He apologised that he was worn out from a gruelling signing session and couldn’t stay, but the ever-wonderful rep from Hodder ushered us to where King would be exiting the building for the briefest of encounters.
It’s at those moments that you realise that you don’t really know what to say.
What can you say to him? Do you ask how he is? Ask how he’s enjoying the UK? Something banal like that?
Or do you explain to him that he is really the reason I started reading books for pleasure? Without picking up that copy of IT I may never have ended up working in a bookstore (I still cite working for Ottakar’s as being one of the best “day job” experiences of my life).
The rep stopped King and his entourage briefly as they were making their way out of the building, and said that he just wanted him to meet some of the booksellers from Ottakar’s who were selling his books so enthusiastically. Stephen King stopped, and despite looking exhausted by the insanely long day he’d had, he shook our hands and said hello.
Words were lost completely.
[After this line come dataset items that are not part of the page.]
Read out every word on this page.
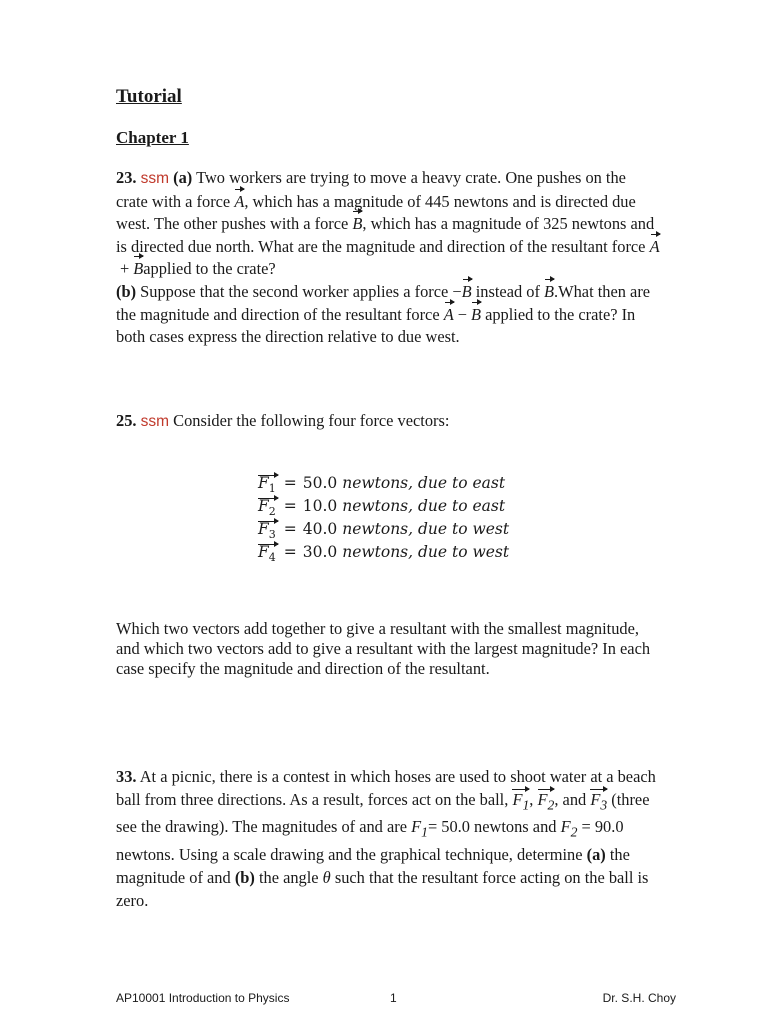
Tutorial
Chapter 1
23. ssm (a) Two workers are trying to move a heavy crate. One pushes on the crate with a force A, which has a magnitude of 445 newtons and is directed due west. The other pushes with a force B, which has a magnitude of 325 newtons and is directed due north. What are the magnitude and direction of the resultant force A+ Bapplied to the crate?
(b) Suppose that the second worker applies a force −B instead of B.What then are the magnitude and direction of the resultant force A − B applied to the crate? In both cases express the direction relative to due west.
25. ssm Consider the following four force vectors:
$F_1 = 50.0$ newtons, due to east
$F_2 = 10.0$ newtons, due to east
$F_3 = 40.0$ newtons, due to west
$F_4 = 30.0$ newtons, due to west
Which two vectors add together to give a resultant with the smallest magnitude, and which two vectors add to give a resultant with the largest magnitude? In each case specify the magnitude and direction of the resultant.
33. At a picnic, there is a contest in which hoses are used to shoot water at a beach ball from three directions. As a result, forces act on the ball, $F_1$, $F_2$, and $F_3$ (three see the drawing). The magnitudes of and are $F_1= 50.0$ newtons and $F_2 = 90.0$ newtons. Using a scale drawing and the graphical technique, determine (a) the magnitude of and (b) the angle θ such that the resultant force acting on the ball is zero.
AP10001 Introduction to Physics	1	Dr. S.H. Choy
It was as if I’d lost all power to communicate. I may have just made a meeping noise, but that’s about all I remember. Debs managed to thank him for all the hours of enjoyment we’d had from his books, though she always cringes at the thought as she opened her one line to Stephen King by calling him “dude”.
I really don’t see that as a bad thing. He is a dude. The dude. He’s as Dude as Lebowski. He’s the grand dude of horror and suspense.
I like to think that in that brief moment, before he was whisked away (with the chocolate that Debs gave him) to rest and recover before yet another intense signing period, that just the smallest amount of particles from the hand of Stephen King himself remained on our shaken hands. And that somewhere, hidden at an atomic level, the smallest part of King’s writing ability has transferred itself to me. If it has, it is laying dormant somewhere, waiting to be activated, because I’m still churning out the same old crap as I ever was.
Blimey.
That was a bit more than I was expecting. Amazing how many memories just one trailer can conjure up. I guess, that’s the power of Stephen King. More power to you, dude.